Benedict XVI subsequently appointed a commission to look into the accusations.

In this interview with ZENIT, Father José Ornelas Carvalho, superior general of the Dehonians, rejects the recent criticisms made against Father Dehon, and illustrates his heroic virtues.

Q: What do you make of all this?

Father Ornelas: All Father Dehon’s works, including the incriminating passages, were published in their totality and submitted to the examination of censors of the Congregation for Sainthood Causes. There was not the least bit of “camouflaging,” as the French newspaper Le Monde wrote on June 10.

The process of beatification was not interrupted in 1952, as opposed to what some have written, for the simple reason that the cause was introduced in 1952. In the work published by Father Dehon, Karl Lueger is not mentioned, who defended anti-Semitism. To link Father Dehon’s work with Lueger’s, whom Hitler praised in “Mein Kampf,” is, therefore, grave defamation.

The Le Monde article stated that Pope Leo XIII distanced himself from Father Leon Dehon; however, in 1897 he appointed him consultor of the Congregation of the Index, specifying: “Let it be known that I approve his positions, as I entrust to him the function of one who must judge the doctrine of others.”

Q: So it’s not true that Father Dehon was anti-Semitic?

Father Ornelas: Absolutely not. Father Dehon’s attitude toward the Jewish people was in no way anti-Jewish. He highlighted, particularly, the providential dimension of the Jews in the history of salvation, also desiring the great figures of the Old Testament to be included in the liturgical calendar of the Catholic Church.

I quote, as an example, one of his texts: “The Jewish people are no less a providential people. God has not abandoned them definitively. He preserves them as witnesses of history and of sacred Scripture. He still reserves for them as gift a great mission in the end times of the world.”

Q: Is it true that Father Dehon condemned anti-Semitism?

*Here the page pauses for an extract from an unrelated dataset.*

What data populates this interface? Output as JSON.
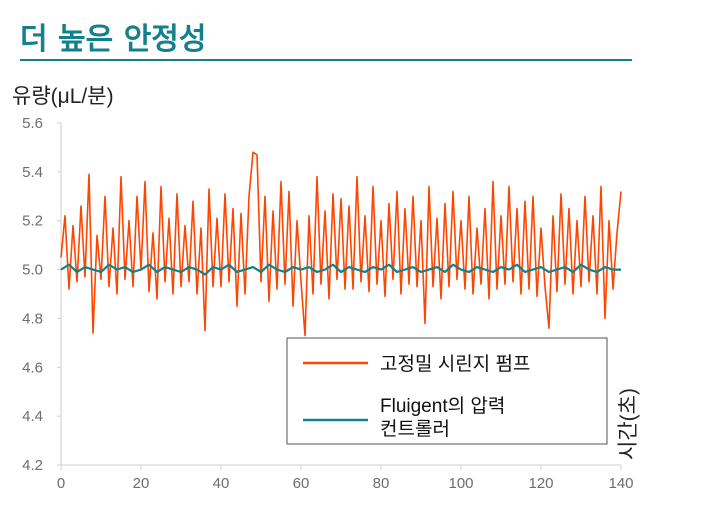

Father Ornelas: Of course. As consultor of the Congregation of the Index, he acted with vigor to start the prosecution of French Action. In charge of writing the report on this argument, he mentioned explicitly the anti-Semitism of French Action as a reason for condemning it.

Q: Some French Jewish exponents think that in Father Dehon’s “social catechism” there are phrases that are offensive to the Jewish people.

Father Ornelas: We are distressed by the way in which a personality like that of Father Dehon is slandered, using texts taken totally out of context and quoted in a mutilated manner, to present them in a negative way. I would like to clarify that what drove Father Dehon in all his positions was his active commitment to the denunciation of the social injustices of his time, in particular, usury, and its causes. Father Dehon hoped for the advent of another society, for “Christian social renewal.”